Astroblog

22.9.2006 21:29

Ruby-IXP 1.0.x

Ich hätte ja nie gedacht, dass sich für meine kleine Library Ruby-IXP gleich zwei andere Projekte interessieren. Beide arbeiten daran, die Konfiguration von WMII flexibler zu machen.

Jedoch bin ich vor zwei Wochen wieder auf Fluxbox umgestiegen. WMII reagierte mir zu langsam und ist ab und zu mal abgestürzt. Ausgerechnet ein paar Tage später bekam ich einen Bugreport zu Ruby-IXP und kurz darauf wurde es gefixt.

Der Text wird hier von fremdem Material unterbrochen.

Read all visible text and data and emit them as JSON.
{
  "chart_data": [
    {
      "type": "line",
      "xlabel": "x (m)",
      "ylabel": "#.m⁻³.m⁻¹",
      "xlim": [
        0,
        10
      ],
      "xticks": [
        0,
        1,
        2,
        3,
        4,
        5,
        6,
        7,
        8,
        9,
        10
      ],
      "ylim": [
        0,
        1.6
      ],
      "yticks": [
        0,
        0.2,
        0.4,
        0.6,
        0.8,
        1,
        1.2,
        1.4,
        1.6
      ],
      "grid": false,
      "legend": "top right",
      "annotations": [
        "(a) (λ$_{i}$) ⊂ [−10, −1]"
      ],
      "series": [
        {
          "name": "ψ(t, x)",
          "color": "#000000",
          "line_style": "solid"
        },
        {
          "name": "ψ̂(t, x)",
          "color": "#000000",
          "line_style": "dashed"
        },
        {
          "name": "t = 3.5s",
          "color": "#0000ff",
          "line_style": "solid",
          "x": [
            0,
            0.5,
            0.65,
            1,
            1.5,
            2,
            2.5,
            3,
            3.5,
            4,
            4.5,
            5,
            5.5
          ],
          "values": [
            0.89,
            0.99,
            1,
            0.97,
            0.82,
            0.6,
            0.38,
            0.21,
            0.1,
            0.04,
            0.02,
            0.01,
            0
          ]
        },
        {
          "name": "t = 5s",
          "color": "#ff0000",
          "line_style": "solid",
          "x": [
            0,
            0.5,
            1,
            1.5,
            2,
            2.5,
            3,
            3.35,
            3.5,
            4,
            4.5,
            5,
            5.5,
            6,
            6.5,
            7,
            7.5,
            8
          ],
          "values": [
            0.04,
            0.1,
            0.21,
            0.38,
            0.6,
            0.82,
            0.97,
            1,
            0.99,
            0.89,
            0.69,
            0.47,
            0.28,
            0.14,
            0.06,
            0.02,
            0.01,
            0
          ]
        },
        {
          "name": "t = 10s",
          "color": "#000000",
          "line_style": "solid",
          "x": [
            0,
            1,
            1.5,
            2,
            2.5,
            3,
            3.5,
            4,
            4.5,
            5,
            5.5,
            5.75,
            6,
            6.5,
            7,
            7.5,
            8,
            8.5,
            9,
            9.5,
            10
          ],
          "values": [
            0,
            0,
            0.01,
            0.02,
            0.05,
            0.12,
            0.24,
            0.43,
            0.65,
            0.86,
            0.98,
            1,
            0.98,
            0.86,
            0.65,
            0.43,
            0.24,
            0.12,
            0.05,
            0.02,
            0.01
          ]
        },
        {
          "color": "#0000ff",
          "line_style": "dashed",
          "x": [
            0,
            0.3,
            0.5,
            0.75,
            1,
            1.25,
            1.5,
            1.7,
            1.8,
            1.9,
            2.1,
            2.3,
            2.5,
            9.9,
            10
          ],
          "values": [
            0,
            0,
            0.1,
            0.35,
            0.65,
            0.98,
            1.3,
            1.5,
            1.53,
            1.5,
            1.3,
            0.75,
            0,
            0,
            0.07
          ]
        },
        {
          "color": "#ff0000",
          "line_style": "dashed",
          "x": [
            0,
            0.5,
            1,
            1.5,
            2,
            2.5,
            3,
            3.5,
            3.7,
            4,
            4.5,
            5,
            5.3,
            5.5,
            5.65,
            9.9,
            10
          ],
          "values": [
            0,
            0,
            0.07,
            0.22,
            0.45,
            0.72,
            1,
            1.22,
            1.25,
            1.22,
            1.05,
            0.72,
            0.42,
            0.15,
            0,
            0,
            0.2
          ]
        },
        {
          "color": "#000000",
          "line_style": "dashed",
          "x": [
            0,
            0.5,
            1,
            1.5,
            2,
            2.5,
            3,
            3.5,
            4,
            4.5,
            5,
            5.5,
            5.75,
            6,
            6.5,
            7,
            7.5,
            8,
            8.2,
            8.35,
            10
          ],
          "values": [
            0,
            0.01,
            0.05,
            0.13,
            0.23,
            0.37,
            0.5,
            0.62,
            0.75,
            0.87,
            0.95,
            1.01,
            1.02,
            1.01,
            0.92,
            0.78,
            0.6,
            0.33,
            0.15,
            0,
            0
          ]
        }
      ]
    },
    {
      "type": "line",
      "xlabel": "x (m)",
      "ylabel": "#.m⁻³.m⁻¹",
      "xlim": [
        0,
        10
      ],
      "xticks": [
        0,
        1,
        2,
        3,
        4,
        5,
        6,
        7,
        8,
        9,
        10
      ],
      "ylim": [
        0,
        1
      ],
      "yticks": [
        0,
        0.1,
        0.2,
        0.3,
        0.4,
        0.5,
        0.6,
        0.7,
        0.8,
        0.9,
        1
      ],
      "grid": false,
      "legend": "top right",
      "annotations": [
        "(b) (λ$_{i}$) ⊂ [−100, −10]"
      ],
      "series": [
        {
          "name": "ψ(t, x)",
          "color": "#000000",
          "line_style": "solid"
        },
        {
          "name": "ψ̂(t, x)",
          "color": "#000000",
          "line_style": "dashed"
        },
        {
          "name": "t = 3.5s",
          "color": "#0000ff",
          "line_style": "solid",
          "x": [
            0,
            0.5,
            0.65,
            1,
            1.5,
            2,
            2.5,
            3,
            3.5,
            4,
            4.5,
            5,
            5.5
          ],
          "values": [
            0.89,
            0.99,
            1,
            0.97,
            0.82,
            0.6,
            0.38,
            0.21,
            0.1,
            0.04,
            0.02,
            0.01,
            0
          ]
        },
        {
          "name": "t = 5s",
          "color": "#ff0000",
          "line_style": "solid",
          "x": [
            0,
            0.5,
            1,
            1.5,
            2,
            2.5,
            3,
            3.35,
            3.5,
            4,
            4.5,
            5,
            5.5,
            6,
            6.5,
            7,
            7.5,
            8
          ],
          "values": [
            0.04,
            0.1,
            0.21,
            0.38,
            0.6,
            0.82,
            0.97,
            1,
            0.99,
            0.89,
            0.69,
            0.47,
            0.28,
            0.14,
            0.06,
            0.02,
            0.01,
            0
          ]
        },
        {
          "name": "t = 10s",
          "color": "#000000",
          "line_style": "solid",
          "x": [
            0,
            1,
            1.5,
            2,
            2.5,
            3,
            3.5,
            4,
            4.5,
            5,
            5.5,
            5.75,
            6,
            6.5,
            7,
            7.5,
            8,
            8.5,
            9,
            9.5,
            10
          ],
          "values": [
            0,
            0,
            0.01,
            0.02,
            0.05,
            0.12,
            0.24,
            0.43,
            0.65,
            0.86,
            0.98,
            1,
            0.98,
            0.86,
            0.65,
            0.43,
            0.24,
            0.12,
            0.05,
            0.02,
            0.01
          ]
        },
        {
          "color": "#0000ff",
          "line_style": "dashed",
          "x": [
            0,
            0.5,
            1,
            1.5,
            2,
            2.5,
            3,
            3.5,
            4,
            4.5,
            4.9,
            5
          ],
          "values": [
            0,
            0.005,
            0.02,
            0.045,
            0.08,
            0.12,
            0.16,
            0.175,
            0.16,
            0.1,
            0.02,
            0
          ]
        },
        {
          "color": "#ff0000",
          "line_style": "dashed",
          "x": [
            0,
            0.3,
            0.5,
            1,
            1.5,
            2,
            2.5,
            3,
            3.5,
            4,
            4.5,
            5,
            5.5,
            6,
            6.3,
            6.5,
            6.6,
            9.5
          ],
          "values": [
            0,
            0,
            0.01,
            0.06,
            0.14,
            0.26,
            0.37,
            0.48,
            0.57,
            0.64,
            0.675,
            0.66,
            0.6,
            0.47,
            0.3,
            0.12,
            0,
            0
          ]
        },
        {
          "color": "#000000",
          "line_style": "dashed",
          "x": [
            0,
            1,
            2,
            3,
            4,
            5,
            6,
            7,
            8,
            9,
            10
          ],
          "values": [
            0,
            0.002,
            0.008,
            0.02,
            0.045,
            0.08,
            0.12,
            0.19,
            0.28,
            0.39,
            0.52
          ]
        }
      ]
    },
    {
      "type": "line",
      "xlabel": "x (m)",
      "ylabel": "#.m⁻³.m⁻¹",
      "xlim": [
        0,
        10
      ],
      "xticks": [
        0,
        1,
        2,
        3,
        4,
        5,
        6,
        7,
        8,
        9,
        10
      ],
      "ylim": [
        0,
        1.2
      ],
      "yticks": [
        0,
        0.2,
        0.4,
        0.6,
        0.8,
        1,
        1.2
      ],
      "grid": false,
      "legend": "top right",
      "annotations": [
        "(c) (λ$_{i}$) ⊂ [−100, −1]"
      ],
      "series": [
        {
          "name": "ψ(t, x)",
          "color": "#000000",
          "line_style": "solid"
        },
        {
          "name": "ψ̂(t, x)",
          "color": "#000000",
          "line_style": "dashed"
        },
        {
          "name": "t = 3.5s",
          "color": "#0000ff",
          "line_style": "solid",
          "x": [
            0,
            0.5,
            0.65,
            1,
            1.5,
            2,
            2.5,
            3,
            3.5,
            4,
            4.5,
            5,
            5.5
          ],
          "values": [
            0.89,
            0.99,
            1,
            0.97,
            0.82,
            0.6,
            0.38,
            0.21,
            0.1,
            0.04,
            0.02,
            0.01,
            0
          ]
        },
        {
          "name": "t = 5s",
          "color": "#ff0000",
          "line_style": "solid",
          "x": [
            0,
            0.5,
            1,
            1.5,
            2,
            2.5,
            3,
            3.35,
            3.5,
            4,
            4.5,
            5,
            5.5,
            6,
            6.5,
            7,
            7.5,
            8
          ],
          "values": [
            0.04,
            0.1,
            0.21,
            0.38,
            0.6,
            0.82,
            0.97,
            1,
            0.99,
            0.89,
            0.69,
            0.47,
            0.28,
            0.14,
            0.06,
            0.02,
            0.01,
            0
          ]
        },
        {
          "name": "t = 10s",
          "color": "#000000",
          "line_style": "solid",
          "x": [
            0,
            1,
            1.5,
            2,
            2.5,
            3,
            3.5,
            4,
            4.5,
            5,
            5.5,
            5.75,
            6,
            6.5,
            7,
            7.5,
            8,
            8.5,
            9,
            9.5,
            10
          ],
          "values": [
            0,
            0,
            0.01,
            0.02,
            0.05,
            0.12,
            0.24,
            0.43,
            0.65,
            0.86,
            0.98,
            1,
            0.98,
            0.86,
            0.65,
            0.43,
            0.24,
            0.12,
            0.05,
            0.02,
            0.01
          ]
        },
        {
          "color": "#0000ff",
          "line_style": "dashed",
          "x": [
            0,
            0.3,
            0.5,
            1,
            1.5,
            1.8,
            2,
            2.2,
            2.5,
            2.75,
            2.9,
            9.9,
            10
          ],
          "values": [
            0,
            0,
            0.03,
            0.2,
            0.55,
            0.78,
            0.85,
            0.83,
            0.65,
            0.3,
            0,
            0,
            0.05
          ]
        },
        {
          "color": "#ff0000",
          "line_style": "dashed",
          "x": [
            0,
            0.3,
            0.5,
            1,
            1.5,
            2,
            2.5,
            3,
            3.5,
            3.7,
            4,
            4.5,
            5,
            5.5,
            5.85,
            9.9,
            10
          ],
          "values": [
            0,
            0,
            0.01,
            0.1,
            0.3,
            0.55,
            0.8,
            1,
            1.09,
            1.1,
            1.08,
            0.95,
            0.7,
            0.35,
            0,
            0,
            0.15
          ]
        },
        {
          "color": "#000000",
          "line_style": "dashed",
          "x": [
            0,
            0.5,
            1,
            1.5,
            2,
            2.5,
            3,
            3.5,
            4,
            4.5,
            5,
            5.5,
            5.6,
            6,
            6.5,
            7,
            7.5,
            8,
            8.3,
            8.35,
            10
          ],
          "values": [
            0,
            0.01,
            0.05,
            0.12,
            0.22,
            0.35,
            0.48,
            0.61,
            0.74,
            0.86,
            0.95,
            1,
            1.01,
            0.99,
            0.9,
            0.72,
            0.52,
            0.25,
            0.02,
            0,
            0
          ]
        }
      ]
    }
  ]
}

Nun hat Suraj N. Kurapati die Versionen 1.0.0, 1.0.1, 1.0.2 und 1.0.3 freigegeben. Von Version 0.1.0 ist das zwar ein krasser Sprung, aber er hält sich dabei an RubyGems Versioning Policies.

Und nun werden nicht nur Probleme in Ruby-IXP, sondern auch in WMII adressiert, was wieder mal lustige Diskussionen auslöst. Ich werde aber wohl doch bei Fluxbox bleiben, denn auch das Bedienkonzept mit der Maus ist ganz bequem.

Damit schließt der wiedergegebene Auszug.